Friday, August 29, 2014
Proper way to remove drunk official | Last Word
You can’t blame Gov. Rick Perry and his supporters for attacking as political the indictment brought against him for trying to pressure Austin District Attorney Rosemary Lehmberg to resign after her drunk-driving conviction.
When politicians are indicted, they almost always decry the indictments as political.
That is not to say that the indictment of Perry is justified.
We won’t be able to reach an informed opinion on that until we learn what evidence caused the grand jury to vote to indict.
Even when the evidence comes out, opinions will be mixed, just as there were mixed opinions as to whether Lehmberg should have resigned in the wake of her arrest and her egregious drunken behavior toward the arresting officers.

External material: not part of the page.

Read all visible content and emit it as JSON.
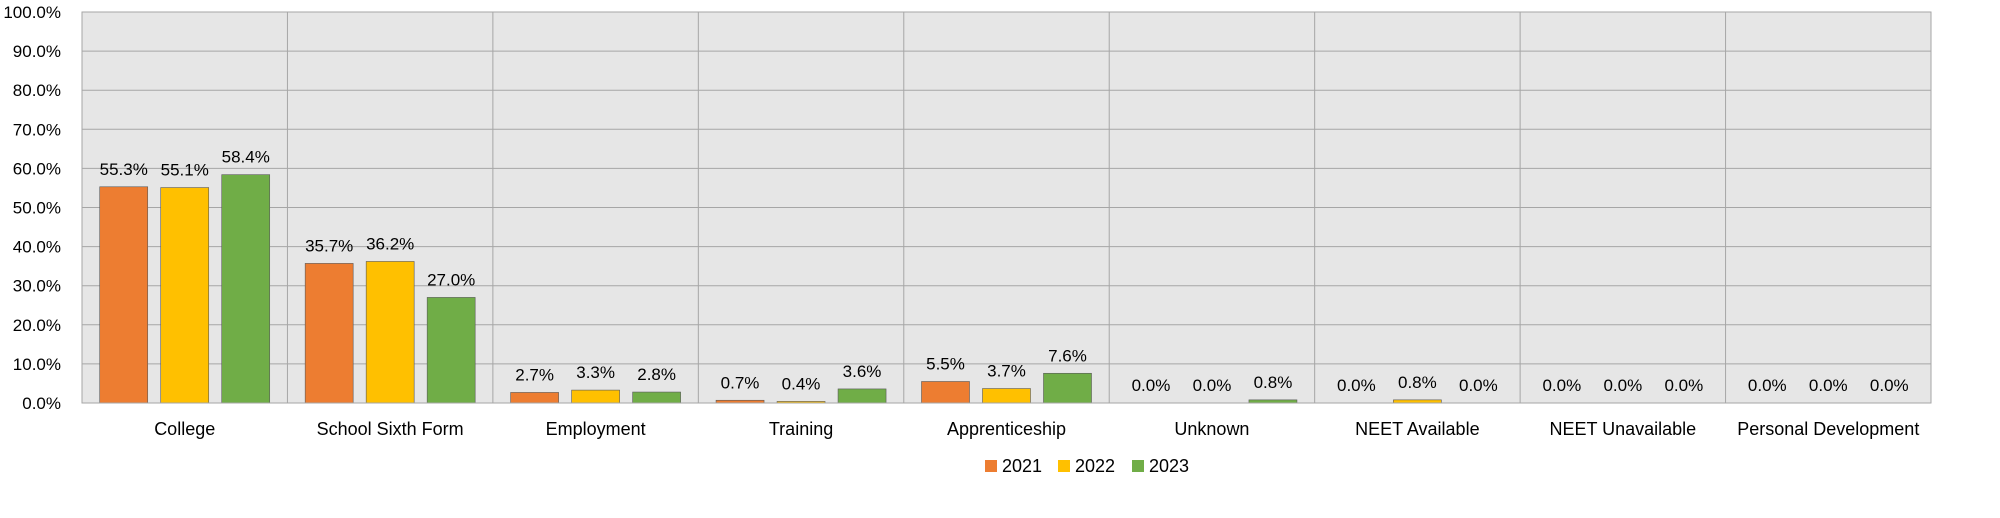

But one thing is clear: The Texas constitution gives no role to the governor in removing her or any other local officer.
The reason is historical.
In 1870, Edmund J. Davis was elected governor with overwhelming support from newly enfranchised blacks.
He had opposed secession and fought on the Union side. As governor he established a state police that included former slaves and attempted to uphold civil rights laws.
He also appointed local officials to support such Reconstruction-era laws.
So when Texans wrote their post-Reconstruction constitution in 1876 – our current constitution – they made sure we would never have another Edmund J. Davis.
The constitution gives the governor no role in removing local officials.
It gives that authority, instead, to district judges under a procedure fashioned by the Legislature.
Any citizen of the county in which the district attorney lives can petition any district judge in that county to begin the process.
The county attorney then acts as prosecutor.
Until recently, the procedure hadn’t been used in more than half a century, despite the fact that two Republican district attorneys have been convicted of driving under the influence during Perry’s tenure.
For one it was a second offense.
But although it drew little attention in the rest of the state, an Austin lawyer filed such a petition last year and Rosemary Lehmberg was put through the full process.
This was after she had pleaded guilty to driving drunk and was given what may be a Travis-County record 45-day sentence for a first DWI offense that did not result in injury.
The causes laid out by the removal law include “incompetency, official misconduct or intoxication on or off duty caused by drinking an alcoholic beverage.”
The intoxication language, indicating that a single drunken event could trigger removal, was added in the Prohibition era.
The state constitution lists “habitual drunkenness” as a cause for removal of county and local officials.
The Travis County judge who drew the Lehmberg case recused himself, and Republican David Peeples of San Antonio was appointed to preside over the case.
If you looked up the expression “sober as a judge” in the dictionary, Peeples’ picture might accompany the definition.
He is the highly respected presiding judge for a district that includes 22 counties.
Last December, Peeples listened to three days of testimony put on by the Travis county attorney’s office on one side and by Lehmberg’s lawyers on the other.
At the end of closing arguments, Peeples immediately ruled that Lehmberg not be removed.
He then sternly told her she should keep a copy of the DVD showing her drunken behavior and view it regularly.
Peeples didn’t explain his decision, but questions he asked during the proceedings indicated he was looking for substantial evidence that Lehmberg was likely to repeat the single offense that got her into trouble.
It seems he agrees with what Gov. Perry said on “Meet the Press” last spring:
“America is a place that believes in second chances.”